All of this comes on the heels of a cynical Sunday maneuver by Senate Democrats, who exploited the absence of five self-quarantined Republicans to block a procedural motion involving a bipartisan coronavirus rescue package. That bill had been hammered out over several days of negotiation — ostensibly in good faith — between Senate Democrats and Republicans. Yet on Saturday evening, House Speaker Nancy Pelosi flew in from the coast, and, though she isn’t a member of the Senate, by Sunday morning the deal was dead. This outraged the Senate Republicans who had worked on the bill. A telling measure of their anger was the response of moderate Sen. Susan Collins (R-Maine):
I cannot believe that the answer to this crisis — as we move to address the economic consequences that are so severe for the people of this country — that the answer from our friends on the other side of the aisle is delay, delay, delay. No sense of urgency. No hurry.… We don’t have another day. We don’t have another hour. We don’t have another minute to delay acting.… How can any of us want to see millions of Americans lose their paychecks, their health insurance, their contributions to their retirement plans?
The answer, of course, is that that the Democrats decided to hold the legislation hostage until the GOP agreed to insert various provisions that have nothing to do with the purpose of the bill. Sen. Tom Cotton (R-Ark.) provides a partial list: Corporate pay statistics by race for companies receiving assistance, a bailout of all current postal service debt, required early voting, required same-day voter registration, a $10,000 bailout for student loans, the use of official time for union collective bargaining, full offset of airline emissions by 2025, greenhouse gas statistics for individual flights, retirement plans for community newspaper employees, $15 minimum wage at companies receiving assistance, ad infinitum.
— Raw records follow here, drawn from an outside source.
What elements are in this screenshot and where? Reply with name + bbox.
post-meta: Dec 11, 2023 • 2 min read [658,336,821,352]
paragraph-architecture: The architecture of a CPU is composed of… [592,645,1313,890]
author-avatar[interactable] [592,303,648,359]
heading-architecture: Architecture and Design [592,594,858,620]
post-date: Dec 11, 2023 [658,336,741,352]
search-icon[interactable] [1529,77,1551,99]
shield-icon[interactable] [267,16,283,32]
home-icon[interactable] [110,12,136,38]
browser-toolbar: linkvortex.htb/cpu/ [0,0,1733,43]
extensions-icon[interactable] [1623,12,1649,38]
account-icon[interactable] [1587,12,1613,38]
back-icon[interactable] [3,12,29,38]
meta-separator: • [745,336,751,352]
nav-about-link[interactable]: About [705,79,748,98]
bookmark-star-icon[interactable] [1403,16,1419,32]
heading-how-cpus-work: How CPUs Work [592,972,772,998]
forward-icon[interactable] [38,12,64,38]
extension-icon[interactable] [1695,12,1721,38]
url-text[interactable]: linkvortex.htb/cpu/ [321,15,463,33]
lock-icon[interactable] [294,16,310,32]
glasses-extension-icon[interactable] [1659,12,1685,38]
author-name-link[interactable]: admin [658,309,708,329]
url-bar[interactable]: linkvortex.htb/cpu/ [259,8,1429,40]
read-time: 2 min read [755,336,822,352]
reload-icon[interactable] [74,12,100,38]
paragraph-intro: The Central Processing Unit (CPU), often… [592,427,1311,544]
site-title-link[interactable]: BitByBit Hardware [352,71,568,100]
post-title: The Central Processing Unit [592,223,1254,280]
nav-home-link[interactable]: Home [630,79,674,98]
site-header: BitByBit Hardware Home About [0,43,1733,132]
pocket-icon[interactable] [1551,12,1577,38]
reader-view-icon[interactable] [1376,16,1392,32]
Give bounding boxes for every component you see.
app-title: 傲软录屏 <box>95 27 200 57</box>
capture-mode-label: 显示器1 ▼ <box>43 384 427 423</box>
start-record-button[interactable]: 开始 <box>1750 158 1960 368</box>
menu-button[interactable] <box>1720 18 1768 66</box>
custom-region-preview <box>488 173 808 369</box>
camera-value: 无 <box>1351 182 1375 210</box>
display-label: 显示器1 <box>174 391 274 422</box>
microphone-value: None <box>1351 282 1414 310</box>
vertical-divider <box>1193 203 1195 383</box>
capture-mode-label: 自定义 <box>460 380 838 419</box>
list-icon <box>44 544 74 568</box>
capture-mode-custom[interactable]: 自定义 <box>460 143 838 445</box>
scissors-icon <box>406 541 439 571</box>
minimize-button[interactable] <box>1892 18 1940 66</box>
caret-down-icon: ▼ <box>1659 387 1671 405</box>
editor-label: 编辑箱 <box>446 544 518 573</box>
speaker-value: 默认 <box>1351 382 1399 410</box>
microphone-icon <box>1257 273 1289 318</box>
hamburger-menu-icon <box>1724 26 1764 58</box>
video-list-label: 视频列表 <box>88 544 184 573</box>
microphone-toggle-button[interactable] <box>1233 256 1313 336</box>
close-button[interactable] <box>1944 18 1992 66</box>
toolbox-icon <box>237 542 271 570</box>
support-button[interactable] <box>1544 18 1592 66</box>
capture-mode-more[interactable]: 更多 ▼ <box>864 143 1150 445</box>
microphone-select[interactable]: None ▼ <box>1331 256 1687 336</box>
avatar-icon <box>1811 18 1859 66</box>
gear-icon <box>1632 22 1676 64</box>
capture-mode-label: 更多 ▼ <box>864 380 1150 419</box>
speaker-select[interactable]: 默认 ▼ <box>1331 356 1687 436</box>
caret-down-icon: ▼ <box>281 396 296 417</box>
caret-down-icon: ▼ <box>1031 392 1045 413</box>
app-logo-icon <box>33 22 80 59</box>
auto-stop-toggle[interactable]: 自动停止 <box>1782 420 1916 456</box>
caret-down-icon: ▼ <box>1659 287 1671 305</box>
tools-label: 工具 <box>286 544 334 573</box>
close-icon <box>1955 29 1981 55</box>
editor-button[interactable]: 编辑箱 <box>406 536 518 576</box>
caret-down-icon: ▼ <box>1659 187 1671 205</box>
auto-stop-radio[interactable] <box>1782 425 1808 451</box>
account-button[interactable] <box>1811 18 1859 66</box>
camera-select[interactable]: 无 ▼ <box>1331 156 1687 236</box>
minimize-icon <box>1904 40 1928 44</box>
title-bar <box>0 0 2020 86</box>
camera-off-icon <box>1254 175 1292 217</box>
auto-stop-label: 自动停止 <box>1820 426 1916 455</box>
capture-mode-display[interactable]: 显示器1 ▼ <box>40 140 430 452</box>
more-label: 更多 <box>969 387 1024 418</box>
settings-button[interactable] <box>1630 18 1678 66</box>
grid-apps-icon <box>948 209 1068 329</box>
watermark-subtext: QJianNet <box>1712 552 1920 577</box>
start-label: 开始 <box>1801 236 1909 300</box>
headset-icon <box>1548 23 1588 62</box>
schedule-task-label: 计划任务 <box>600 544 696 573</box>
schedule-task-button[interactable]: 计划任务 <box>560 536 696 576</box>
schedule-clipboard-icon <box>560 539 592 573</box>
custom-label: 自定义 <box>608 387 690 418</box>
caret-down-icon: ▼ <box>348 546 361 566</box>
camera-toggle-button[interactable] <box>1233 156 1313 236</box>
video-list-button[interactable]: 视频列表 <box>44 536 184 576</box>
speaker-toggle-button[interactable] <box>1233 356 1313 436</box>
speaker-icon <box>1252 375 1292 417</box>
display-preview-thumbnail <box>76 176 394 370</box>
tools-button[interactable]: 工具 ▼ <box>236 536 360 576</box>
It’s difficult to imagine anything more cynical than this partisan effort to exploit a pandemic that is not merely killing Americans but also destroying the economic foundation upon which the survivors depend for their livelihoods. While congressional Republicans and President Trump attempt to ameliorate both emergencies, partisans attack them, as former Vice President Joe Biden did three days ago. As indicated by the Harris poll noted above, many Americans are worried about the economy as well as COVID-19, but Democrats see both as opportunities. We are in the grip of a partisan plague, and politicians like Nancy Pelosi, Chuck Schumer, Bernie Sanders, Andrew Cuomo, and Joe Biden are the rats.